Хриплый со сна, гулкий голос заставил молодых воинов подпрыгнуть, оба, хоть и не зелень дружинная, не заметили, как к ним подошел сильнейший из русских богатырей.
- Пусть поспит, - сказал Муромец. - Он умаялся, а уж не юный у нас князь.
- Ты сам-то не больно молод, - донеслось с крыльца.
Все трое обернулись - по лестнице на двор спускался Владимир. Красно Солнышко был снаряжен - хоть на бой, хоть в совет: в дорогих тяжелых сапогах, в длинной кольчуге с рукавами, на боку - широкий меч.
- Не спалось под утро, - пояснил князь. - Услышал коня - дай, думаю, посмотрю, может, гонец? Так что за новость у тебя, Улебушка? Не расслышал я с порога.
Улеб пересказал князю, как ходил дозором на Белгородский шлях и кого там встретил. Владимир глубоко вздохнул, повернулся к Десятинной и трижды перекрестился:
- Услышал Господь мои молитвы, вразумил Ратибора! Где они, говоришь?
- Если шагом идут - верстах в десяти от города, княже, - ответил порубежник.
Но мгновение Владимир задумался, затем резко кивнул:
- Вот что сделаем: ты, Улеб, вернись к своим людям да выспись, сколько можешь, чую, сегодня нам всем силы понадобятся. Сбыслав, сейчас пойдешь со мной к Ревяте, он должен был ночью плату Сигурду приготовить. Грузи серебро на воз да подбери стражу - повезешь гривны варягам и грамотку мою. А ты, Илья Иванович, иди в гридницу. Там большую печь по моему наказу с вечера растопили, помоешься. По твоему зову Ратибор вернулся - так уважь его, встреть в чистом.

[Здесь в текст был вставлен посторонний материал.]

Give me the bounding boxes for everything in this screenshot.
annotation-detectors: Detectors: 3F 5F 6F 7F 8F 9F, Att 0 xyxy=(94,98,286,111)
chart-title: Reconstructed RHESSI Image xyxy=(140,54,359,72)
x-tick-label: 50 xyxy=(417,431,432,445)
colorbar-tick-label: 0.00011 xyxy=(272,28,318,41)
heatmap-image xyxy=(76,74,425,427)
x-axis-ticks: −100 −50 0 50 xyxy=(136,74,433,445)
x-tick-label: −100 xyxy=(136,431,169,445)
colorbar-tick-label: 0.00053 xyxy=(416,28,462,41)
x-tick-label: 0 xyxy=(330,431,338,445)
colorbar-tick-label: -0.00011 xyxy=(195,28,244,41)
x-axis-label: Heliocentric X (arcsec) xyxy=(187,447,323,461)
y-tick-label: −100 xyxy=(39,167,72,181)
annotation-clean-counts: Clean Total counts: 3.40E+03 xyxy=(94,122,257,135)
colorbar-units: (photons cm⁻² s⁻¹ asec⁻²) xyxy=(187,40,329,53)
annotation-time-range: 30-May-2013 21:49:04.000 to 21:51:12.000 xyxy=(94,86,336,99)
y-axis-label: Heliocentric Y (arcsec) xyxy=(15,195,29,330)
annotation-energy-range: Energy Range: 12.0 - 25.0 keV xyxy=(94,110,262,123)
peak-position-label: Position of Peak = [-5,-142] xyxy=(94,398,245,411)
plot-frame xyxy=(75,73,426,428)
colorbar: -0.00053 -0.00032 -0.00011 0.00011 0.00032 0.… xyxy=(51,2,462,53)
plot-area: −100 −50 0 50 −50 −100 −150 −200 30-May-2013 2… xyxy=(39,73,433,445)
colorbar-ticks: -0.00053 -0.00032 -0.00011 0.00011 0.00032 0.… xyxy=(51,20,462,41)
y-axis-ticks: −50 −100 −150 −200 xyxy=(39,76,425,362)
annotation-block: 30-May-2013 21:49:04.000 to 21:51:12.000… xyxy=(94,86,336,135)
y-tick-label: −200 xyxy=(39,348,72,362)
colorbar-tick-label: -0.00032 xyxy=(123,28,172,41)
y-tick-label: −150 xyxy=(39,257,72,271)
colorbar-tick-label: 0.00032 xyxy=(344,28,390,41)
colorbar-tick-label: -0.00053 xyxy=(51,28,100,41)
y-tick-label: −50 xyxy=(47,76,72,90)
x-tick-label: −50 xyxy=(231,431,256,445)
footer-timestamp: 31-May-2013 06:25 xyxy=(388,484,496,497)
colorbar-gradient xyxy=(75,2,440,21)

Улеб и Сбыслав коротко поклонились и пошли выполнять княжеский приказ.
Оставшись наедине с Муромцем, Владимир поскреб бороду:
- Значит, думаешь, Калин Ратибора ждал?
- Думаю - его, - ответил богатырь.
- И больше ждать не будет? - напряженно спросил князь.
- Ему смысла нет, - покачал головой Илья. - Теперь не то что прежде - десять тысяч воев печенегам страшнее Заставы.
- Почему?
- Потому - они теперь Калина боятся сильней, - тихо сказал витязь. - Раньше-то налетишь на сотню, пяток срубишь, десяток конем стопчешь - ан они уже и прыснули в стороны, что мыши. А теперь - не-е-ет. А кучей, знаешь, и мыши кота едят. Так что больше Калину ждать нужды не будет.
- К полудню, не позже, он узнает, что Ратибор с войском подошел, - медленно сказал Владимир, - и больше ему ждать нет нужды... А пойдем, Илья, вместе попаримся, баню сейчас топить поздно. А уж если что - лучше чистым помирать.
Вокруг них уже ожил двор - бегали люди, из полков на смену ночным вестникам, что находились неотлучно при князе, прискакали дневные гонцы.
- В печи будешь париться, княже? - удивился витязь.
- По молодости и не так приходилось, - махнул рукой Владимир.
Сказав управителю, где они будут, государь и богатырь пошли в гридницу, где огромная печь - на всю дружину в ней пекли хлебушек - как раз остыла с ночи до того, чтобы в ней прокалиться, но не изжариться. Парились молча, без обычных прибауток, хлестали друг друга вениками на совесть, щелоку не жалели, на битву идти положено чистому. Помывшись, вылезли, отдуваясь, сунулись за одеждой - на лавках лежало чистое.
- Я девушкам велела вам чистое собрать, - сказала из-за двери Апраксия.
- Спасибо, матушка, - ответил Илья.
Рубаха и порты были новые, дорогого крепкого сукна - не пестрядь какая, и пришлись как раз впору. Видно, хотел государь тогда своего богатыря по-чествовать, а вместо того посадил в глубокий погреб. Одевшись, вышли в сени - княгиня с тремя служанками тут же захлопотала вокруг мужа: бородушку расчесать, волосики бы уложить, князь сердито отмахивался, но был усажен на лавку и умолк. Илья покачал головой и вышел вон, чувствуя странную зависть - уж его борода никому, кроме него самого, не надобна. Рассказав проснувшемуся Бурку Улебовы новости, Илья принялся проверять сбрую, оружие и доспех. Ночью-то приглядеться никак, но уж теперь каждую заклепочку пошатаем, каждый шов дернем - не для кого-то, для себя стараемся. Расправил перья на стрелах, посмотрел, как сидят наконечники на копьях, не рассохлись ли древки. В работе время шло незаметно. Вернулся с Почайны Сбыслав, из полков приехали воеводы, оставив вместо себя младших. Киевский полк над всеми был старший, под его прапором стояли те, чьи прадеды ходили еще с Олегом, а уж дружина в былые времен и вовсе ближе всех к Владимиру на пиру сидела. Таким людям почет оказать незазорно, да и чего греха таить: всем хотелось посмотреть - как-то князь встретится с войском, что от него отъехало.